Les activités de coaching et de mentorat désormais admissibles à la loi sur le 1%

Le coaching et le mentorat sont parmi les pratiques exemplaires de gestion des ressources humaines en camionnage, notamment lors de la phase d’intégration de chauffeurs nouvellement embauchés.

Ce type de formation informelle entraîne des frais mais, bonne nouvelle, le gouvernement du Québec a annoncé plus tôt aujourd’hui une actualisation des formations admissibles dans le cadre de la Loi sur les compétences, communément appelée loi du 1%.

Deux chauffeurs à l’arrière d’un tracteur non attelé
(Photo : iStock)

Cette loi oblige les employeurs dont la masse salariale excède les 2 millions de dollars à investir l’équivalent d’au moins 1% de cette masse salariale dans le développement des compétences de leur personnel.

Avec l’annonce d’aujourd’hui, la ministre de l’Emploi Pascale Déry dit vouloir permettre aux entreprises d’être plus agiles en actualisant les formations admissibles, tout en simplifiant l’identification et le traitement des formations admissibles pour les employeurs.

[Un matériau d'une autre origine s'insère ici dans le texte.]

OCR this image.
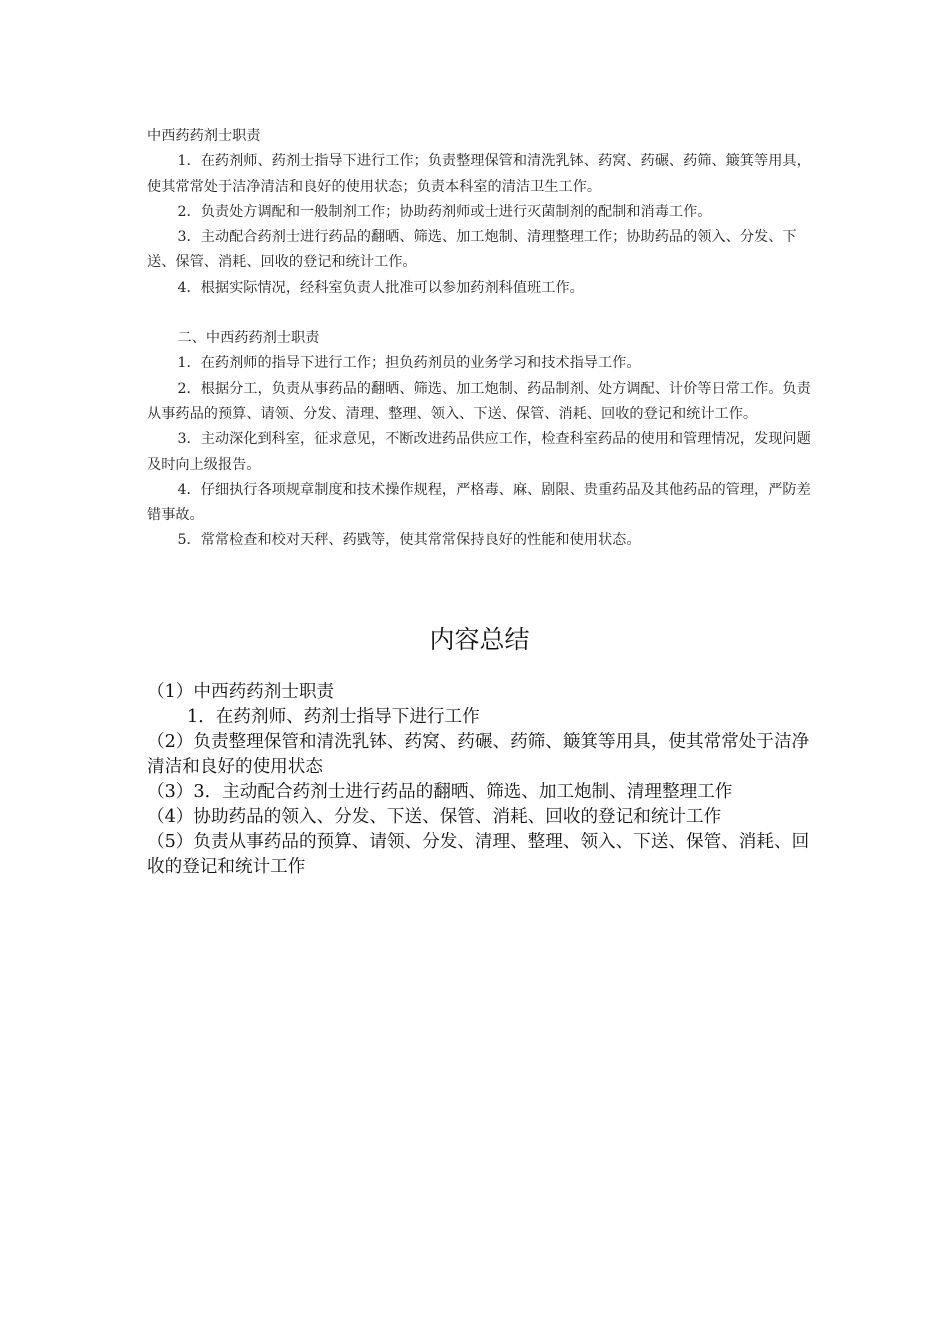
中西药药剂士职责

1．在药剂师、药剂士指导下进行工作；负责整理保管和清洗乳钵、药窝、药碾、药筛、簸箕等用具，使其常常处于洁净清洁和良好的使用状态；负责本科室的清洁卫生工作。

2．负责处方调配和一般制剂工作；协助药剂师或士进行灭菌制剂的配制和消毒工作。

3．主动配合药剂士进行药品的翻晒、筛选、加工炮制、清理整理工作；协助药品的领入、分发、下送、保管、消耗、回收的登记和统计工作。

4．根据实际情况，经科室负责人批准可以参加药剂科值班工作。

二、中西药药剂士职责

1．在药剂师的指导下进行工作；担负药剂员的业务学习和技术指导工作。

2．根据分工，负责从事药品的翻晒、筛选、加工炮制、药品制剂、处方调配、计价等日常工作。负责从事药品的预算、请领、分发、清理、整理、领入、下送、保管、消耗、回收的登记和统计工作。

3．主动深化到科室，征求意见，不断改进药品供应工作，检查科室药品的使用和管理情况，发现问题及时向上级报告。

4．仔细执行各项规章制度和技术操作规程，严格毒、麻、剧限、贵重药品及其他药品的管理，严防差错事故。

5．常常检查和校对天秤、药戥等，使其常常保持良好的性能和使用状态。

内容总结

（1）中西药药剂士职责

1．在药剂师、药剂士指导下进行工作

（2）负责整理保管和清洗乳钵、药窝、药碾、药筛、簸箕等用具，使其常常处于洁净清洁和良好的使用状态

（3）3．主动配合药剂士进行药品的翻晒、筛选、加工炮制、清理整理工作

（4）协助药品的领入、分发、下送、保管、消耗、回收的登记和统计工作

（5）负责从事药品的预算、请领、分发、清理、整理、领入、下送、保管、消耗、回收的登记和统计工作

Deux mesures sont prévues :

  • Reconnaître davantage la formation informelle, qui peut notamment prendre la forme de mentorat ou de coaching entre collègues en milieu de travail. Par exemple, un chauffeur expérimenté montre à un nouvel employé les bonnes pratiques d’utilisation des camions. De même, un gestionnaire peut bénéficier de coaching en leadership afin d’améliorer la gestion d’équipe et la communication.
  • Élargir les critères d’admissibilité des formations qui visent à développer la capacité à s’adapter aux changements, à mieux travailler en équipe, à communiquer de manière plus efficace, à mieux gérer les imprévus et à prendre des décisions plus stratégiques.

Un outil en ligne a par ailleurs été développé pour identifier et évaluer les formations pouvant donner lieu à des dépenses admissibles au sens de la Loi. Il vise à simplifier les démarches des employeurs lors de l’analyse de leurs formations admissibles.

« La formation est la clé de voûte qui nous permettra de demeurer compétitifs et performants dans un monde en profonde mutation. Nous devons inciter les entreprises à investir dans la formation de leur main-d’œuvre, tout en simplifiant les démarches pour les employeurs », a déclaré la ministre Déry.

Vous pouvez accéder à l’outil en ligne en cliquant ici.

Accueil positif sur le terrain

L’Ordre des conseillers en ressources humaines agréés (CRHA) a accueilli favorablement les mesures administratives annoncées.

« Considérant les transformations majeures qui affectent et affecteront notre économie et nos milieux de travail, ces changements administratifs apporteront une clarté et une flexibilité bienvenues aux mécanismes de formation de la main-d’œuvre issus de la loi du 1% », a commenté Manon Poirier, directrice générale de l’Ordre.

Son de cloche similaire chez les représentants des de PME.

« La Fédération canadienne de l’entreprise indépendante (FCEI) note positivement l’ajout de la reconnaissance de la formation informelle parmi les formations admissibles dans le cadre de la Loi du 1% ainsi que la création d’un outil en ligne pour les trouver plus facilement », écrit l’organisation par voie de communiqué.

La FCEI souligne par ailleurs que selon de récents sondages sur la formation, les trois quarts (74%) des dirigeants de PME misent sur la formation informelle de leurs employés.

« Les petites entreprises veulent miser sur la formation pour améliorer leur productivité, mais elles se heurtent à un manque de reconnaissance de la formation informelle et à un manque de connaissance des mesures en place. Les initiatives proposées par la ministre Déry répondent à ces deux réalités particulières des PME », estime François Vincent, vice-président pour le Québec de la FCEI.